Надежды его на уменьшение домашних расходов не сбываются, а года — и еще какие года! — идут своим чередом, а между тем чело доброго Василия Карпыча — «как череп голый».
Палагея Петровна, несмотря на прибавившиеся издержки от умножения семейства, кричит:
«Я хочу, чтобы у меня (она перестает говорить у нас) в доме все было на барской ноге!» — и наряжается еще пуще прежнего, хотя ей, гораздо за тридцать лет.
После Палагеи Петровны главные распорядители в доме: новый дворецкий Илья и горничная Даша. Илья надзирает за порядком и ничего не делает. Его зовут Ильей Назарычем. У него своя комната, енотовая шуба, пестрые атласные жилеты и бисерный шнурок на часах. Даша лет тридцати двух; она солит грибы, варит варенья, приготовляет наливки и водки; ходит за барыней и с барского плеча получает капоты и платья; бранится с остальными девками, которые бегают в затрапезных платьях без чулков и называют Дашу — Дарьей Ивановной. После дворецкого Ильи она вообще пользуется беспредельною доверенностию барыни. По вечерам, раздевая барыню, Даша передает ей все узнанное ею в продолжение дня дома и у соседей, а по утрам, одевая ее, досказывает то, чего не успела передать вечером. Даше дозволяется грубить барину, пить по воскресеньям наливку, принимать к себе гостей и проч. Дашу все ненавидят в доме, исключая барыни. Дашу все боятся, не исключая и барыни.

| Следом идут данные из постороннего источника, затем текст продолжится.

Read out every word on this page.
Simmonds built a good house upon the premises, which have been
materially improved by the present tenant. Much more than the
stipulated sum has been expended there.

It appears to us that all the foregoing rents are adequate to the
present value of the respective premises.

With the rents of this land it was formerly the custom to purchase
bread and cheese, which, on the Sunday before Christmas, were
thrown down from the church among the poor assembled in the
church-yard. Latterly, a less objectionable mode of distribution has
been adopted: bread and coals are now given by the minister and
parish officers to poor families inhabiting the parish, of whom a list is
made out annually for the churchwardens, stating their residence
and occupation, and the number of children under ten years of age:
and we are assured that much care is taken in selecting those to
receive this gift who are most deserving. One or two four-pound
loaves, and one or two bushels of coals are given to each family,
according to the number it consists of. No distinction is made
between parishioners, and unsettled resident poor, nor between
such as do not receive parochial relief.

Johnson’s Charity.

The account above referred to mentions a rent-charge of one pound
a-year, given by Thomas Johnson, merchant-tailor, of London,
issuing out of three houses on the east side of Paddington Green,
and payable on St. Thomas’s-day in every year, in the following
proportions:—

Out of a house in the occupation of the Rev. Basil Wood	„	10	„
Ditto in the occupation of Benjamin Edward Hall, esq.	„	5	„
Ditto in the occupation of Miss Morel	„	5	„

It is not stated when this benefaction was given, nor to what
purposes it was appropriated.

Маменька и папенька Палагеи Петровны умирают. Палагея Петровна перестает танцевать. Характер ее установился: она играет в карты, нюхает табак, ничего не начинает в понедельник; не садится за стол, где тринадцать приборов; не входит в ту комнату, где три свечи; в отчаянии, если кто при ней просыплет соль за обедом, и проч. Она очень уважает одну барыню, генеральшу, которая, слывет в своем кругу необыкновенно добродетельной женщиной. У генеральши дни по вторникам, — и Палагея Петровна не пропускает ни одного вторника. Генеральша любит экономию, карты и нюхательный табак. Она, кроме дохода с двух каменных домов, получает доход с своих вторников от карт. Она, по обыкновению, сама потчует гостей картами: в одной руке у нее игра нераспечатанная, а в другой несколько потертая, хотя все гости уверены, что эта игра сейчас только распечатана ею. Таким образом у нее остается в запасе от каждого стола по одной игре. Она знает именины и рожденье всех гостей, играющих у нее по вторникам в карты, и принимает родственное участие в посторонних домашних обстоятельствах. Палагея Петровна называет генеральшу своим истинным другом и во всем пользуется ее советами, хотя исподтишка посмеивается над ее скупостью. Петербургские барыни начинают кричать про Палагею Петровну: «Ах, какая милая! ах, какая приятная! ах, какая любезная! ах, какая добрая! ах, ах!» — и проч. Василий Карпыч закладывает в ломбард свои 290 душ. Он жалуется на неумеренные расходы и замечает, что «ему скоро придется делать деньги». Палагея Петровна сердится и возражает по-прежнему: «Я барыня; я хочу жить по-барски; из одной амбиции не захочу быть хуже других» и проч.